We go about our lives carrying the experience of the
people of our lineage, our culture, our race, our ethnicity, and all the
feelings that they and
we have about those experiences. Most of us hold on to these tightly, sometimes
unknowingly, until somebody listens to our perspective. Being stuck, however,
in a one-sided position over long periods of time affects our bodies and
physical well being as we begin to react to our own one-sidedness. Other
sides of us, energies that want to be lived, manifest in our body symptoms
in an attempt toward wholeness. It also affects our relationships, for when
we are frozen in a "social activist" position, it makes it even
harder for us to allow ourselves to entertain the notion that we are the "other" and
explore this aspect of relationship life. On a global level, this is conducive
to the cycling and escalation of conflicts as the underlying feeling experiences
are never addressed.
Starting from the tension between polarized positions, interactions such
as the ones described in this article provide the opportunity for feelings
and experiences to be expressed, for one-sided positions to be stood for,
and then also dropped when their deeper essence is revealed. Such interactions
introduce fluidity back into the field, and awareness of both parts and the
oneness connecting everything in the background, creating a ground out of
which momentary resolutions and a sense of healing and community often arises.
Such work can be preventive medicine for body symptoms,
relationship problems and escalation of conflicts.

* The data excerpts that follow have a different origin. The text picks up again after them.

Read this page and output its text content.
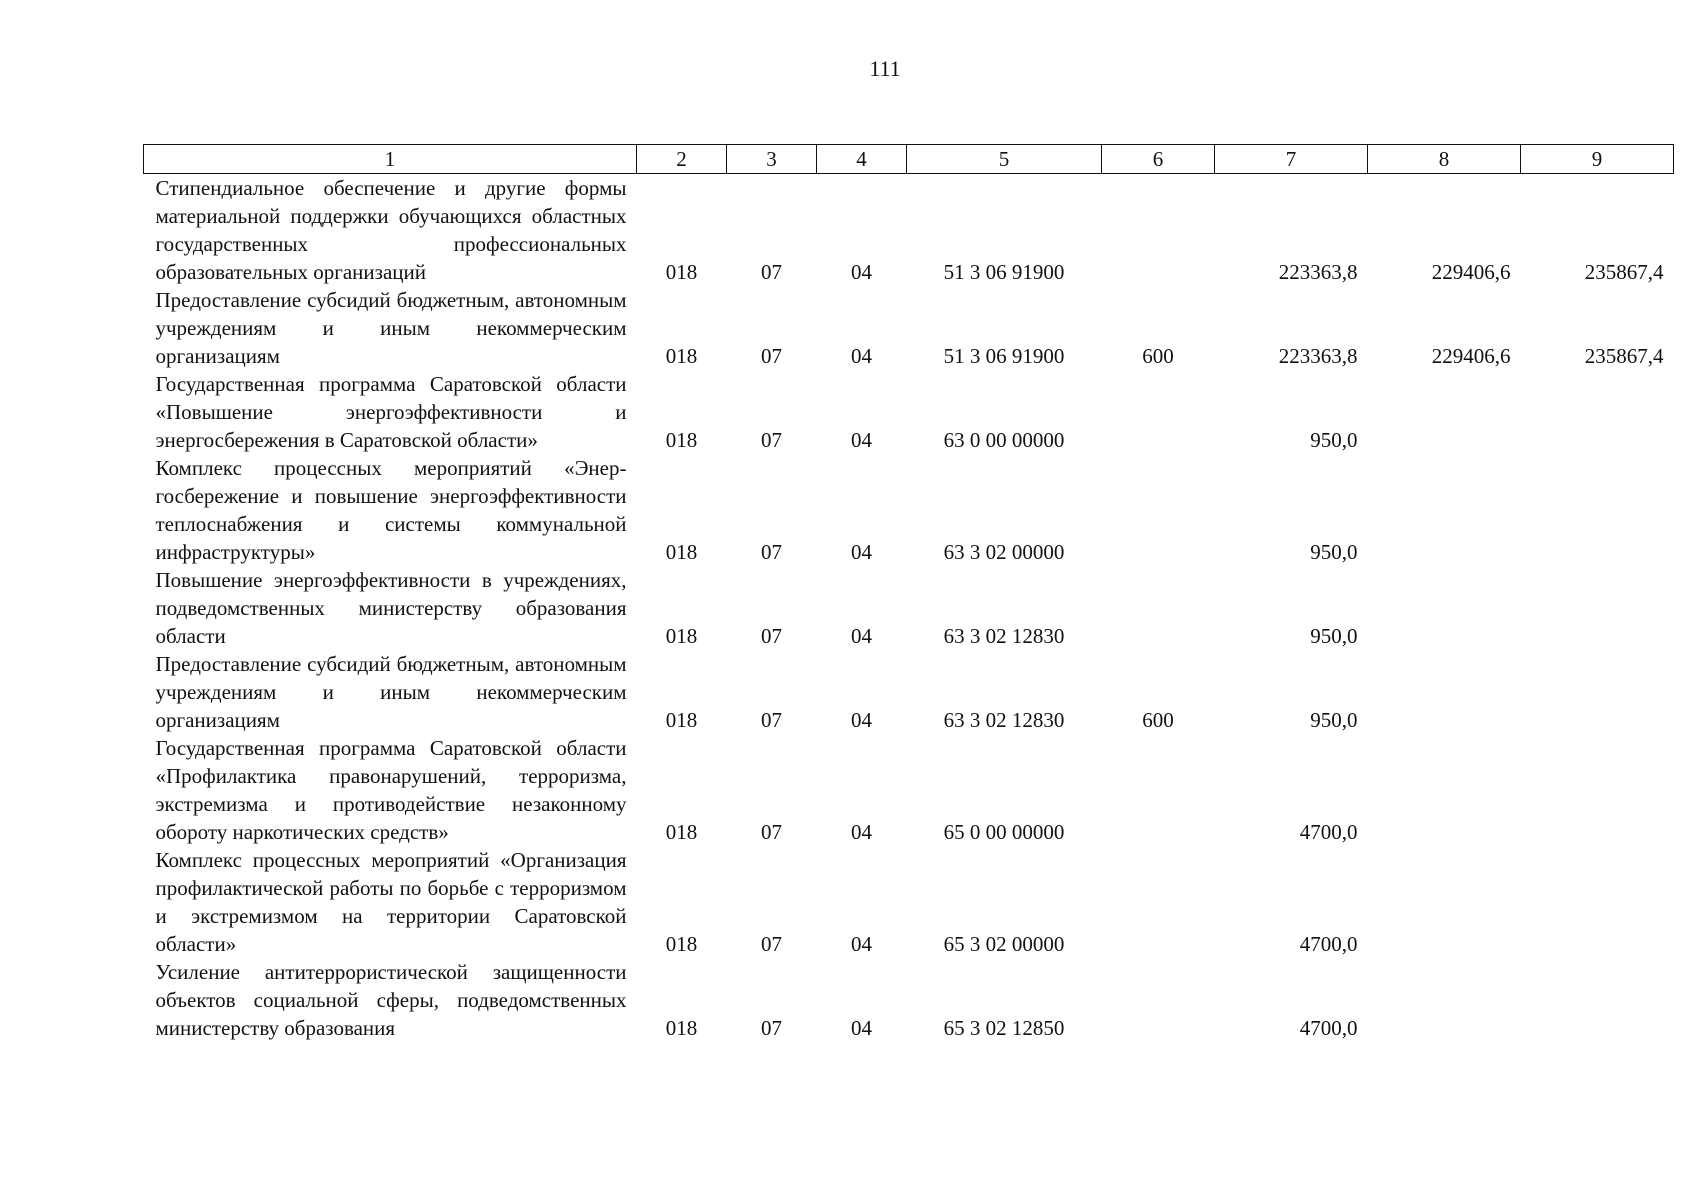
111
1	2	3	4	5	6	7	8	9
Стипендиальное обеспечение и другие формы материальной поддержки обучающихся областных государственных профессиональных образовательных организаций	018	07	04	51 3 06 91900		223363,8	229406,6	235867,4
Предоставление субсидий бюджетным, автономным учреждениям и иным некоммерческим организациям	018	07	04	51 3 06 91900	600	223363,8	229406,6	235867,4
Государственная программа Саратовской области «Повышение энергоэффективности и энергосбережения в Саратовской области»	018	07	04	63 0 00 00000		950,0		
Комплекс процессных мероприятий «Энергосбережение и повышение энергоэффективности теплоснабжения и системы коммунальной инфраструктуры»	018	07	04	63 3 02 00000		950,0		
Повышение энергоэффективности в учреждениях, подведомственных министерству образования области	018	07	04	63 3 02 12830		950,0		
Предоставление субсидий бюджетным, автономным учреждениям и иным некоммерческим организациям	018	07	04	63 3 02 12830	600	950,0		
Государственная программа Саратовской области «Профилактика правонарушений, терроризма, экстремизма и противодействие незаконному обороту наркотических средств»	018	07	04	65 0 00 00000		4700,0		
Комплекс процессных мероприятий «Организация профилактической работы по борьбе с терроризмом и экстремизмом на территории Саратовской области»	018	07	04	65 3 02 00000		4700,0		
Усиление антитеррористической защищенности объектов социальной сферы, подведомственных министерству образования	018	07	04	65 3 02 12850		4700,0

It is essential to our
well-being, and to getting
to know ourselves and one another. It provides an avenue for us to sense
and become aware of the universal forces that are at the roots of these experiences,
the interplay of which is at the root of our existence, each flicker of "lucidity" from
our part a blink in the awakening of a "Self-reflective" universe
awakening "itself to itself, and therefore us to it."
It is awesome how much comes out of an interaction... It is well worth a
try!

Lily Vassiliou, MPW is a certified process worker.
She currently lives in Portland, Oregon, where she teaches and practices,
and is enrolled
in a Ph.D. program in psychology studying extreme states of consciousness
at The Union Institute's Graduate School, in Cincinnati, Ohio. She is passionate
about trying to be the change she wishes to bring in the world.